The session’s three speakers will grapple with these complex issues from the perspectives of 3 different but interconnected levels of governance & accountability: (1) global, (2) national state (including federal-regional-local), and (3) Indigenous tribal/First nation. Each presentation will be historically grounded, analyze current realities, and offer ideas for next steps we in public health can take to address the politics of global climate change and its collective and differential embodied consequences for the world’s peoples and other species with which we inhabit this earth – as shaped by the power relations and property inequities underlying the social divisions between and within the global North and global South, including in relation to class, nationality, Indigenous status, immigrant status, race/ethnicity, and gender.

The session will be organized Spirit of 1848 Coordinating Committee members Nancy Krieger (email: nkrieger@hsph.harvard.edu), Vanessa Simonds (email: vanessa-simonds@uiowa.edu), Anne-Emanuelle Birn (email: ae.birn@utoronto.ca) and Luis Avilés (email: luis.aviles3@upr.edu). As usual, it will take place during the Monday afternoon 4:30 to 6:00 pm APHA time slot (November 4, 2013).


4) PROGRESSIVE PEDAGOGY SESSION -- APHA 2013

This session, titled “PROGRESSIVE PEDAGOGY: CLIMATE CHANGE, SUSTAINABILITY AND HEALTH EQUITY” will have an open call for abstracts (due Feb 5, 2013) that critically examine teaching about links between global climate change, sustainable (or non-sustainable) economies and ecologies, and health equity both in and outside of academic settings and across the spectrum of social and economic groups.  Since local action produces global change as well as the reverse, we are particularly interested in pedagogies that promote the critical thinking and actions that transform that binary.

Some possible topic might include:

1) Teaching about climate change activism: how local action can promote global changes;

2) Organizing and teaching about sustainable systems of production and consumption that promote health equity;

3) Pedagogy that fosters collaboration and solidarity between the global north and south or between the poor and affluent in the U.S. in relation to issues of global climate change, sustainable economies and ecologies, and health equity;

4) Courses that critically teach about global climate change and its implications for health inequities;

5) Courses that each about environmental justice & health equity that include sessions on global climate change; and

6) Courses based in non-public health disciplines (e.g., urban planning, conservation, economic development, Indigenous studies) that are branching out to include the public health and health equity impacts – and implications – of global climate change.

Any other abstracts that are consistent with the theme of the session are also welcome.

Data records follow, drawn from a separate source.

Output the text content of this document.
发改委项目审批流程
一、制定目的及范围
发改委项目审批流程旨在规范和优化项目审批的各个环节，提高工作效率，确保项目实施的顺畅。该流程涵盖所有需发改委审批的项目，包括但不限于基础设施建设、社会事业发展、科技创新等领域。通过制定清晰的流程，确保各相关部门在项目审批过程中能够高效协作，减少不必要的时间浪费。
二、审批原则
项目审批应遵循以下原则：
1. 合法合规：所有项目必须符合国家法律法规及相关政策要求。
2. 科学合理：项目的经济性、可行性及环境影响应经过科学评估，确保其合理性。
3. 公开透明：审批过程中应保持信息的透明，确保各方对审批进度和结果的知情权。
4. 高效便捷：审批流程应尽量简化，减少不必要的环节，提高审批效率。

This session is organized by Spirit of 1848 Coordinating Committee members Suzanne Christopher (email: Suzanne@montana.edu) and Lisa Moore (email: lisadee@sfsu.edu) .It will be held during the Tuesday morning 8:30 to 10:00 am APHA time slot (November 5, 2013). 



5) STUDENT POSTER SESSION – APHA 2013

For APHA 2013, THE SPIRIT OF 1848 SOCIAL JUSTICE & PUBLIC HEALTH STUDENT POSTER SESSION is having an open call for abstracts (due Feb 5, 2013) for posters that focus on the links between social justice and public health, including but not limited to posters that address the Spirit of 1848’s theme for 2013: “The Politics of Global Climate Change: Social Justice, Sustainable Economies & Ecologies, and Health Equity.” This theme builds on the official APHA theme for 2013, which is: “Think Global, Act Local: Best Practices Around the World” (141st annual meeting, Boston, MA, November 2-6, 2013).

We accordingly are seeking abstracts from students of public health and health-related programs, as well as enrolled in programs focused on ecological well-being, including urban planning, environmental sciences, forestry, fishery, and wildlife management, agriculture, meteorology, etc. The abstracts should highlight the intersection between social justice and public health from a historical, theoretical, epidemiological, ethnographic, and/or methodological perspective (whether quantitative or qualitative). We welcome abstracts on topics ranging from public health research to public health practice to student-initiated courses on connections between social justice & public health. The work presented can be global, country-specific, or local.

-- We encourage students at ALL levels of training to submit abstracts, whether undergraduates, master students, MPH students, medical students, or doctoral students; submissions will be judged in accordance to expectations appropriate for each level of training. Postdoctoral fellows are NOT eligible to submit posters.

-- Abstracts should focus on furthering understanding and action to address the ways that social inequality harms, and social equity improves, the public’s health. Examples of social inequality include inequitable social divisions within societies based on social class, race/ethnicity, nativity, Indigenous and immigrant status, gender, and sexuality, as well as inequitable relations between nations and geographical regions.

-- Given the theme of this year’s APHA conference, and the decision of the Spirit of 1848 Caucus to focus on the politics of global climate change as they relate to health equity, we encourage abstracts that critically examine global climate change in relation to the social determinants of health in research and practice. In particular, we are interested in submissions that link issues of global climate change with public health, health equity, and social, reproductive, and environmental justice, at the local, national, or global level. We also continue to welcome abstracts that address any aspects of links between social justice and public health, including those not related to global climate change.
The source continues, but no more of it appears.